Maya Angelou dipped into the thrills, tragedies and triumphs that shaped her life last night to inspire people who help others.

"When it looks like the sun isn't going to shine any more, God put a rainbow in the sky," she sang in her honeyed voice, introducing her theme for the evening to a diverse audience of about 500 people at the Greater Richmond Convention Center.

Angelou, an author, poet and civil-rights activist, was the special guest for a fundraiser benefiting Family Lifeline for its 130th anniversary. The Richmond-based organization works to create strong communities through strong families.

"If the rainbow is put in the clouds, there's a possibility of hope," she said. "I know the value of this organization. I know you are rainbows in the clouds," said Angelou, who used humor, song, poetry and biblical references during an hourlong inspirational talk.

Those who make a difference in the lives of others must do what they can to build themselves up, she said, suggesting laughter or poetry. She encouraged the audience to visit the library and ask for the work of 19thand 20th-century poets.

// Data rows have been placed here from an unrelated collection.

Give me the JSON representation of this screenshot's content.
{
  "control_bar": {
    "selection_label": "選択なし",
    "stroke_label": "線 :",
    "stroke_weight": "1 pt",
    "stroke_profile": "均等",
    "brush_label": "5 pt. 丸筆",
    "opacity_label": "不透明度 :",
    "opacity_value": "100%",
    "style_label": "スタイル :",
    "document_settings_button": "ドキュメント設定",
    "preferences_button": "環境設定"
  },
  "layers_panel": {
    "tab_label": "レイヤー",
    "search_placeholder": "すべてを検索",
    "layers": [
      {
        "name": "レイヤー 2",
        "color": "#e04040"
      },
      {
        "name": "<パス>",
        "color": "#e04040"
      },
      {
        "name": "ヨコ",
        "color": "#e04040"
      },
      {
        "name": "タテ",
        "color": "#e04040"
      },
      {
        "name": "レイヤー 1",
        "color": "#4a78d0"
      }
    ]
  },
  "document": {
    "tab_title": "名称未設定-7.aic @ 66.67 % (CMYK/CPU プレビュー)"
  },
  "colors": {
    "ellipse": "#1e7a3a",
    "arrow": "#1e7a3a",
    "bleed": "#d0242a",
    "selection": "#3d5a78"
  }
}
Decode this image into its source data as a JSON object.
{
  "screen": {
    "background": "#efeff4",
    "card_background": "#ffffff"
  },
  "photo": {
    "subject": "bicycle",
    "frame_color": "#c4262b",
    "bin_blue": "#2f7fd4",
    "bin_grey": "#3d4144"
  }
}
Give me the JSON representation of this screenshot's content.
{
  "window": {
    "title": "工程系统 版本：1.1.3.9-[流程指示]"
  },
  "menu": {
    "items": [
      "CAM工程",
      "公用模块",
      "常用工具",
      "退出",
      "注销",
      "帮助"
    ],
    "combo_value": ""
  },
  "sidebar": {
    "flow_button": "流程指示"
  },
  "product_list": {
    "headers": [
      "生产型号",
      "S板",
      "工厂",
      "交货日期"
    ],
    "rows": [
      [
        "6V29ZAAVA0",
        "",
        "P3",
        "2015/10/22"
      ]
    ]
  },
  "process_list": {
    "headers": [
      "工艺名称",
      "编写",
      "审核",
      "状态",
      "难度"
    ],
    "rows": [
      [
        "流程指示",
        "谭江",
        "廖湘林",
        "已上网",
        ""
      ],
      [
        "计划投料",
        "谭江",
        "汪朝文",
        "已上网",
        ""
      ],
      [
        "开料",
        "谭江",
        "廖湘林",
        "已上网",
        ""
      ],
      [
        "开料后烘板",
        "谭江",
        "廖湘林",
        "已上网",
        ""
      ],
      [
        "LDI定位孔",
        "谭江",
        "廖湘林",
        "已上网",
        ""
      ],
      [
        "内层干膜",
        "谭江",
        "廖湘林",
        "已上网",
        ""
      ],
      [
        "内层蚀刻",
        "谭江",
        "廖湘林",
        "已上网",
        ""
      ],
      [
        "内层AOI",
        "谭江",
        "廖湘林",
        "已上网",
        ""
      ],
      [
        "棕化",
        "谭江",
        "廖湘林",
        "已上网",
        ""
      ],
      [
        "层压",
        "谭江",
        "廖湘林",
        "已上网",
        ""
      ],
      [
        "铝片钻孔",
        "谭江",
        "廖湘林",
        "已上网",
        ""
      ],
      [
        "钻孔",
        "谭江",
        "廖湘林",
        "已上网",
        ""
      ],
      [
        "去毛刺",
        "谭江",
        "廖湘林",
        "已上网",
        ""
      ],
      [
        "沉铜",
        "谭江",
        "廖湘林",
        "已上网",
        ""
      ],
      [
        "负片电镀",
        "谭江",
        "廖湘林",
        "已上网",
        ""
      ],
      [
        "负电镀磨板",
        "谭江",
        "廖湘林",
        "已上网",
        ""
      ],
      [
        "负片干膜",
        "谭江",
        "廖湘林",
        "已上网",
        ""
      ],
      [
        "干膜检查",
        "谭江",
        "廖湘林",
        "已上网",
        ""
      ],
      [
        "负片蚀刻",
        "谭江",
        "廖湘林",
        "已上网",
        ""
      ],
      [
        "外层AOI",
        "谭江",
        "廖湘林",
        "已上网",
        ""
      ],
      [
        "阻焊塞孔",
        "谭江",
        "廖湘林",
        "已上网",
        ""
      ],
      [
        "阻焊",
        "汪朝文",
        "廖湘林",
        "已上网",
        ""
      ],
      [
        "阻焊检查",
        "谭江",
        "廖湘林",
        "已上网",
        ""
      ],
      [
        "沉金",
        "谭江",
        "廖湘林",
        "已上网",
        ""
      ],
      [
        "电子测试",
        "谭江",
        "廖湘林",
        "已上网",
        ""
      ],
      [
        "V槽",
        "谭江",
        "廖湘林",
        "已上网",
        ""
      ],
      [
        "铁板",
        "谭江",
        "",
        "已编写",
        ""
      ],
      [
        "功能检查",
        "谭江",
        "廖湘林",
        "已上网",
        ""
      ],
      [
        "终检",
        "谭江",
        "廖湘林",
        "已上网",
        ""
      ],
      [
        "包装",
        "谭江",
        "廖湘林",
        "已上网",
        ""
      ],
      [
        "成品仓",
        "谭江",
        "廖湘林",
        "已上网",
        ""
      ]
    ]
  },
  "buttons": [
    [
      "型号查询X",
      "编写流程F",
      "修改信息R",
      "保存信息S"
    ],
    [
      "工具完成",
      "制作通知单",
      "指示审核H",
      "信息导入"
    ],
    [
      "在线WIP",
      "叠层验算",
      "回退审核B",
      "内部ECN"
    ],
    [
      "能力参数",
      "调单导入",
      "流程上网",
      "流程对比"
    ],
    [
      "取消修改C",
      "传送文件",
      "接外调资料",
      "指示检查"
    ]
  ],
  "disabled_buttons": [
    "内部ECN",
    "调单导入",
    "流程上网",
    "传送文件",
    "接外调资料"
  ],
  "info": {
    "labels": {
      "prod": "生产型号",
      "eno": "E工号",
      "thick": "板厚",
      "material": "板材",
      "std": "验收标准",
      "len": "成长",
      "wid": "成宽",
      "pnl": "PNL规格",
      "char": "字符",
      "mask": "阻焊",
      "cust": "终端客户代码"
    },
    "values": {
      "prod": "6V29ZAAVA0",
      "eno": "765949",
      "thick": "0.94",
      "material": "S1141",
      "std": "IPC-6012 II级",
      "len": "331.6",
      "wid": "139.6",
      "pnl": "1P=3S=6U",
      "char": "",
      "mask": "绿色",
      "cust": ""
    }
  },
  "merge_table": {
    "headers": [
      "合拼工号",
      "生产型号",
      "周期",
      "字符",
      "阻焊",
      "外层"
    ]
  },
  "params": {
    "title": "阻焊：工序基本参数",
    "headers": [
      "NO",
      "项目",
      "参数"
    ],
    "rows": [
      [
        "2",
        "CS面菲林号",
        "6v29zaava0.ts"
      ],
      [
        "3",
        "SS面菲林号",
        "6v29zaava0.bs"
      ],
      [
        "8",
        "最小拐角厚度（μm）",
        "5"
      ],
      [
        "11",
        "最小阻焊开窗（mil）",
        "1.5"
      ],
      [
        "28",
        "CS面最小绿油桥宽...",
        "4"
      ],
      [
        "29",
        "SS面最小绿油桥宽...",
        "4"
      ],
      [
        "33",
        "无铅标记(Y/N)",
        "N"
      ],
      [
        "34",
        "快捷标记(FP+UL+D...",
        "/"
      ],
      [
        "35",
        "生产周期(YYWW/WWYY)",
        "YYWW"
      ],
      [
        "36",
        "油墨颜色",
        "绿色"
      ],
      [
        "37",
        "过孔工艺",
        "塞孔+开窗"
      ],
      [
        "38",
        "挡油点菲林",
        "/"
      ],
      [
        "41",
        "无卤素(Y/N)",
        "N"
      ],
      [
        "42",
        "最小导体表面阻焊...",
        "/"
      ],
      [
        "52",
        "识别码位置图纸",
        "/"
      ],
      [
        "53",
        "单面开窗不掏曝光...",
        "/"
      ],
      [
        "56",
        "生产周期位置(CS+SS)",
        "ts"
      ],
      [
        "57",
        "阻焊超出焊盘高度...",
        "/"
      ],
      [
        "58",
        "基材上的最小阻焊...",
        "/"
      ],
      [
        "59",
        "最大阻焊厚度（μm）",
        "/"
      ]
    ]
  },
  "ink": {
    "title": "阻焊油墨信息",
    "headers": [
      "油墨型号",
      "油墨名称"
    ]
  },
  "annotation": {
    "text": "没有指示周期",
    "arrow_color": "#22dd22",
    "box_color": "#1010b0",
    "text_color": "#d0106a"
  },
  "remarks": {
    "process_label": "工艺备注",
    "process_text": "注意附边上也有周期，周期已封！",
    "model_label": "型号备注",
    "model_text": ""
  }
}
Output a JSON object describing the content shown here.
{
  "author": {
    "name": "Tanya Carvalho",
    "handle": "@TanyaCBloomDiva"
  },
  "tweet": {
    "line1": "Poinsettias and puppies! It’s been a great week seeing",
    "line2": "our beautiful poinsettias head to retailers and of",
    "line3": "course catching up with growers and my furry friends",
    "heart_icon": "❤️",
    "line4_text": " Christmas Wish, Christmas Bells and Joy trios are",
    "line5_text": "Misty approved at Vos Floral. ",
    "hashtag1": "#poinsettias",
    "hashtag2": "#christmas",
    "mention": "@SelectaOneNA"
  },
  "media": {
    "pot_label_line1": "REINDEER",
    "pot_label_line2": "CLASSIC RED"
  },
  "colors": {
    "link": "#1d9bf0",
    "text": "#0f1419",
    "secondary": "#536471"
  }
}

The librarians might be stunned because so many years have passed since they were asked for help, she joked.

The stately Angelou, known for her acclaimed autobiographies, including "I Know Why the Caged Bird Sings," said that whenever she writes a new book she seeks inspiration from poetry from various cultures. Poetry encourages her "to be more than I find myself right then."

Midway through her presentation, she returned to the rainbow theme. She spoke about her crippled uncle who taught her the multiplication tables and whose kindness profoundly touched others.

She spoke about being raped at age 8 and how she stopped speaking for five years as a result. It would have been easy for anyone to say "that's the end of that poor back girl on the dirt roads of Arkansas."

Today, Angelou is a professor at Wake Forest University, has won a Grammy and has been nominated for two Tony Awards, the National Book Award and the Pulitzer Prize. She has served as U.S. poet laureate, worked as a dancer, playwright, director and has written songs for such artists as Roberta Flack and Nancy Wilson, among other accomplishments.

"I have 65 doctorates. I'm on the board of Harvard's library. I teach all over the world," but I'm not bragging about myself, she said.

"I'm bragging about the rainbows in my clouds. Those who said 'I bet you can. I support you.' Those are the roles you play. How could I refuse a chance to talk to you?" she asked a rapt audience.

"There are people who will never know your names who will be better because of you. Can it get any better than that?"

For a group of students from the Thomas Jefferson High School's International Baccalaureate Programme, the evening with Angelou was magical.

"I loved her," said Jael Daniely, a senior. "I didn't think she would be that informal. She gave us a couple of laughs. It was very interesting."

Tommye Finley of Chesterfield County also enjoyed Angelou's presentation.

"I think it was inspiring, provocative and thought-provoking."


Gale said...

The more you are teaching me about this woman MG. the more i am liking what i lean...ta for that...x



Just wanted to thank you for posting my story about Maya Angelou!